AIM OF THE STUDY: Evaluate the prevalence and severity of SDB in infants with PRS using polysomnography (PSG).
SETTINGS AND DESIGN: We retrospectively reviewed the sleep laboratory database at The Hospital for Sick Children, Toronto, during the period of May 2007 to March 2016.
STATISTICAL ANALYSIS: Comparisons of PSG data were made between the OSA and non-OSA group using the Student's t-test for age and body mass index, Wilcoxon signed ranks test for the continuous PSG data and Chi-squared test for the categorical variables.
METHODS: Patients with PRS were identified and their initial PSG was selected for this study. The main indication for referral was ongoing concerns regarding OSA symptoms.
RESULTS: A total of 46 patients (28 females) were included with a mean age (±standard deviation) of 0.8 (±0.3) year. Twenty-two out of 46 (47%) had evidence of OSA of which 10 had mild, 3 had moderate, and 9 had severe OSA. The PRS infants with OSA were younger than the non-OSA group. Significant correlations were found between desaturation and arousal indices with obstructive apnea-hypopnea index.
CONCLUSION: This retrospective chart review confirms a high prevalence of OSA in this population. Prospective longitudinal studies are needed to evaluate the outcomes of OSA in PRS population.

Keywords: Infants, obstructive sleep apnea, sleep-disordered breathing, Pierre Robin sequence

How to cite this article:
Khayat A, Bin-Hassan S, Al-Saleh S. Polysomnographic findings in infants with Pierre Robin sequence. Ann Thorac Med 2017;12:25-9

How to cite this URL:
Khayat A, Bin-Hassan S, Al-Saleh S. Polysomnographic findings in infants with Pierre Robin sequence.
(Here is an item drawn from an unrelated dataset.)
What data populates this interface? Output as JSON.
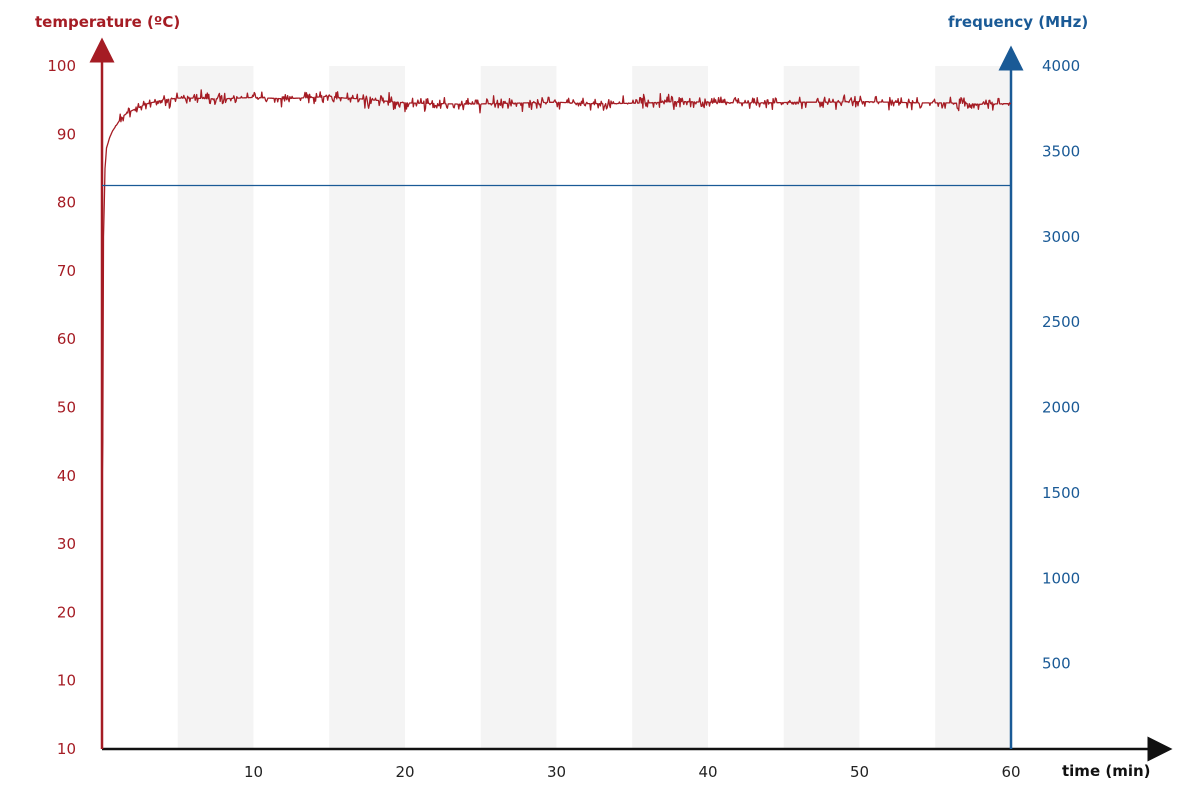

Ann Thorac Med [serial online] 2017 [cited 2023 Jan 31];12:25-9. Available from:

Pierre Robin sequence (PRS) is characterized by the triad of micrognathia, glossoptosis, and upper airway obstruction. [1] It is commonly associated with the secondary cleft palate, but other phenotypes have also been described. [2] This is usually secondary to failure of fusion of palate due to mandibular hypoplasia and glossoptosis during embryogenesis. [3],[4],[5] It is estimated that the PRS affects 1 child for every 8500 births. [6] The sequence can be isolated or associated with other syndromes. [4]

Sleep-disordered breathing (SDB) is a spectrum of sleep-related breathing abnormalities that include obstructive sleep apnea (OSA), central sleep apnea (CSA), and nocturnal hypoventilation. The most common sleep disorder seen in children is OSA. [7] CSA and nocturnal hypoventilation are less common than OSA. The prevalence of OSA is around 2%-6% in pediatric age group. [8],[9],[10] Children with OSA are at high risk for failure to thrive, poor neurocognitive outcomes, and cardiovascular dysfunction which are secondary to intermittent chronic hypoxia and sleep fragmentation. [11],[12],[13],[14] Overnight polysomnography (PSG) is the current gold standard for diagnosis of SDB. [15]

Children with PRS are at risk of SDB that can be present from infancy. The upper airway obstruction caused by different mechanisms including anatomical abnormalities and mechanical collapse of the pharyngeal wall, [3],[16] as well as maxillary hypoplasia. [17] Other entity frequently seen in PRS; gastroesophageal reflux disease (GERD) during infancy may also worsen the degree of OSA. [18]

In children with PRS, OSA has been described in several case reports and series. However, most of these studies are based on clinical assessment. Few of these studies described the prevalence using PSG [19],[20],[21],[22],[23],[24],[25] with only two cross-sectional studies that described the OSA in PRS infants using the American Academy of Sleep Medicine (AASM) scoring criteria. [24],[25]

There are many treatment options for these patients including surgical and nonsurgical therapies but to date, there is no consensus in the literature to the best therapeutic approach. However, many institutions have adopted the personalized algorithms to manage their patients with PRS. [26] Treatment options include prone positioning, [27],[28],[29] nasopharyngeal tube (NPT) insertion, [30],[31] palatal reconstruction, [32] tongue-lip adhesion (TLA), [27],[33] and mandibular distraction osteogenesis (MDO) [34],[35] which were used to avoid tracheostomy. [36]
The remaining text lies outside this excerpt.